Liebe evangelisch.de-Nutzerinnen und -Nutzer,
vielen Dank für die lebhafte Diskussion zum Thema "Reformfähigkeit der Kirche" in der vergangenen Woche! Ich komme auf das Thema zurück. Denn da können wir noch länger drüber reden. Aber für diese Woche hatte ich unserem Nutzer "Herr B." noch eine andere Antwort versprochen.
Er hatte unter Katharina Payks Blogeintrag "Alles unterm Regenbogen" neun Fragen gestellt.

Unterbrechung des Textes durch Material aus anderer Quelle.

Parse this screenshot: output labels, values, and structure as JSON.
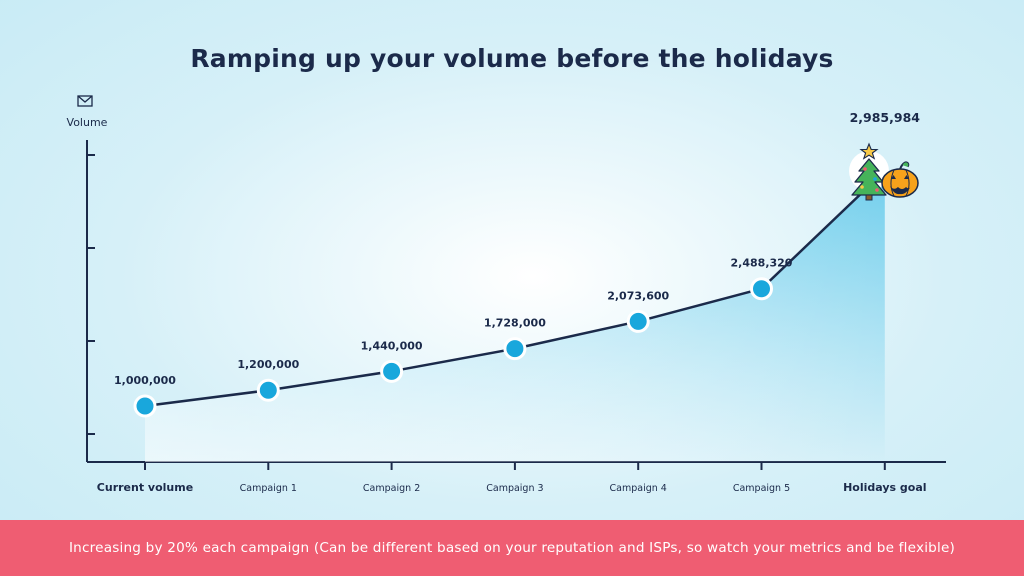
{
  "title": "Ramping up your volume before the holidays",
  "footer_text": "Increasing by 20% each campaign (Can be different based on your reputation and ISPs, so watch your metrics and be flexible)",
  "colors": {
    "line": "#1b2a4a",
    "point_fill": "#19a7dc",
    "area_top": "#7fd3ef",
    "footer_bg": "#ef5d72",
    "axis": "#1b2a4a"
  },
  "chart_data": {
    "type": "line",
    "title": "Ramping up your volume before the holidays",
    "ylabel": "Volume",
    "y_icon": "envelope-icon",
    "categories": [
      "Current volume",
      "Campaign 1",
      "Campaign 2",
      "Campaign 3",
      "Campaign 4",
      "Campaign 5",
      "Holidays goal"
    ],
    "values": [
      1000000,
      1200000,
      1440000,
      1728000,
      2073600,
      2488320,
      2985984
    ],
    "value_labels": [
      "1,000,000",
      "1,200,000",
      "1,440,000",
      "1,728,000",
      "2,073,600",
      "2,488,320",
      "2,985,984"
    ],
    "bold_categories": [
      "Current volume",
      "Holidays goal"
    ],
    "end_icons": [
      "christmas-tree-icon",
      "pumpkin-icon"
    ],
    "fill": "area-under-line",
    "grid": false
  }
}
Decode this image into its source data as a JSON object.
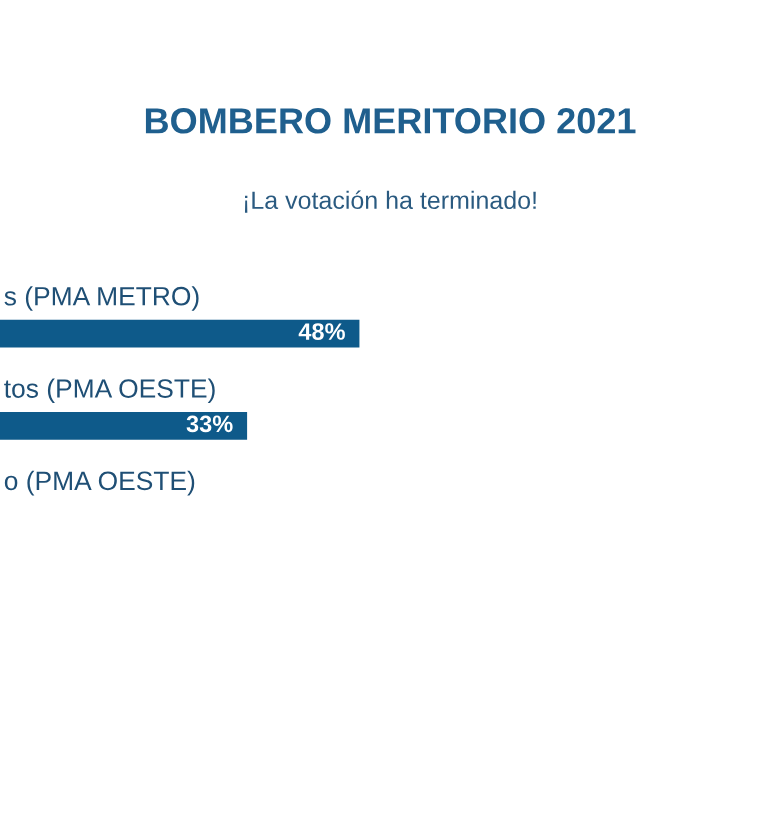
{
  "chart_data": {
    "type": "bar",
    "orientation": "horizontal",
    "title": "BOMBERO MERITORIO 2021",
    "subtitle": "¡La votación ha terminado!",
    "categories": [
      "s (PMA METRO)",
      "tos (PMA OESTE)",
      "o (PMA OESTE)"
    ],
    "values": [
      48,
      33,
      null
    ],
    "color": "#0e5a8a",
    "value_labels": [
      "48%",
      "33%",
      null
    ]
  }
}
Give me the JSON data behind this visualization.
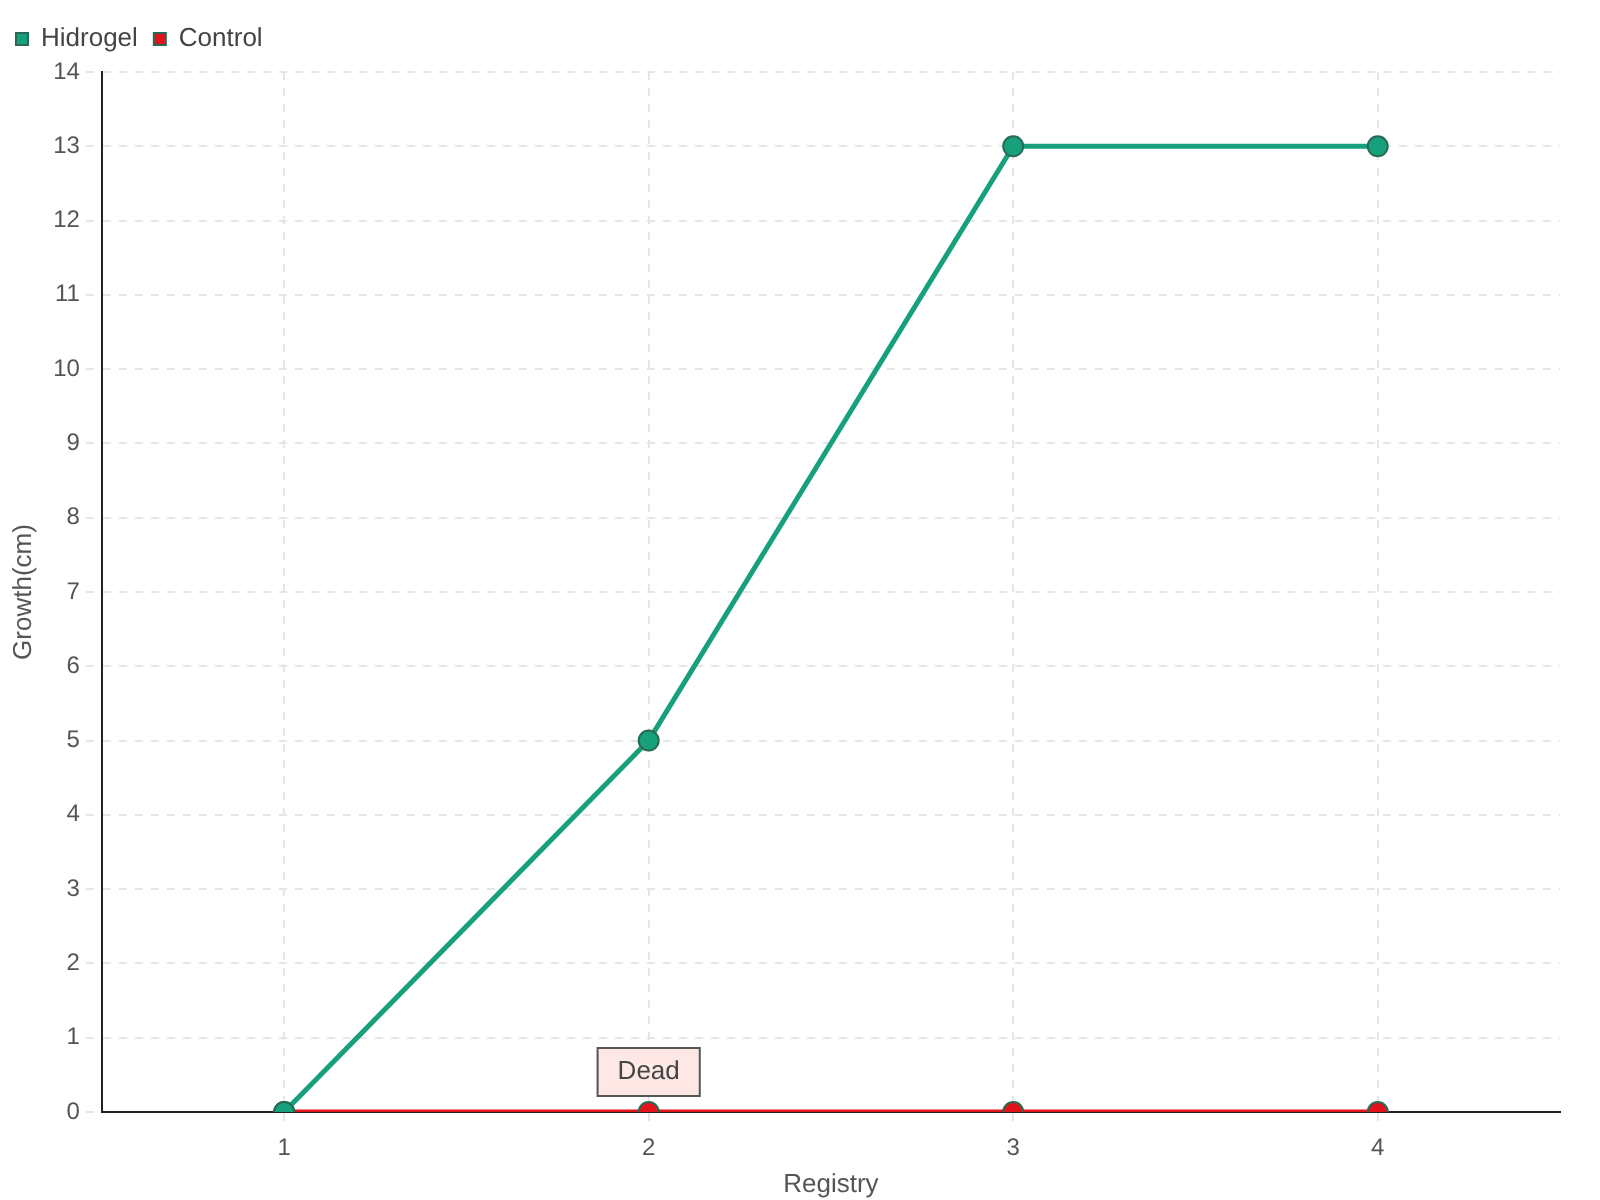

Die werde ich der Reihe nach durchgehen, wobei ich vorausschicke: Ich bin kein Theologe, meine Antworten sind also keine theologischen.
Auf in die neun Fragen!
"1. Ist die Forderung nach offener und öffentlicher Kommunikation über Sexualidentitäten und Sexualpraktiken noch so kleinster Minderheiten nicht ein Luxusproblem? Wird hier nicht ein im Vergleich zu den derzeitigen politischen Problematiken (z.B. Flüchtlingskrise, Bankenkrise, Rechtspopulismus) sehr kleines Problem zur drängenden gesamtgesellschaftlichen Frage "hochgepusht"? Zudem scheint es mir sehr einseitig gedacht, Gesellschaften nur über ihren Umgang mit LGBT-Minderheiten ansprechen zu wollen."
Lieber Herr B.,
öffentlich oder, noch viel wichtiger, offen in der eigenen Umgebung über sexuelle Identitäten zu sprechen, ist kein Luxusproblem. Es ist für die einzelnen Menschen ganz entscheidend dafür, sich als Mensch angenommen zu fühlen. Anders als die Bankenkrise oder der zunehmene Rechtspopulismus betrifft es unmittelbar den einzelnen Menschen ohne Auswirkungen auf andere. Wenn jemand offen mit seinen Vorlieben umgehen kann, betrifft das nur ihn oder sie. Das ist in den drei anderen Krisen anders - wie wir mit der Bankenkrise oder der Flüchtlingsfrage umgehen, hat erheblich mehr gesellschaftliche Auswirkungen als die Frage, ob unser Nachbar sich nachts von muskulösen Männern ans Bett fesseln lässt.
Was mich direkt zur zweiten Frage führt:
"2. Wo liegt die Grenze zwischen "sexueller Identität" und bloßer "sexueller Praktik"? Während Homosexualität und Transgender unbestritten eine "Identität" ist, scheint es mir bei BDSM eher um eine Praktik zu gehen, die unabhängig von sexuellen Identitäten ausgelebt wird."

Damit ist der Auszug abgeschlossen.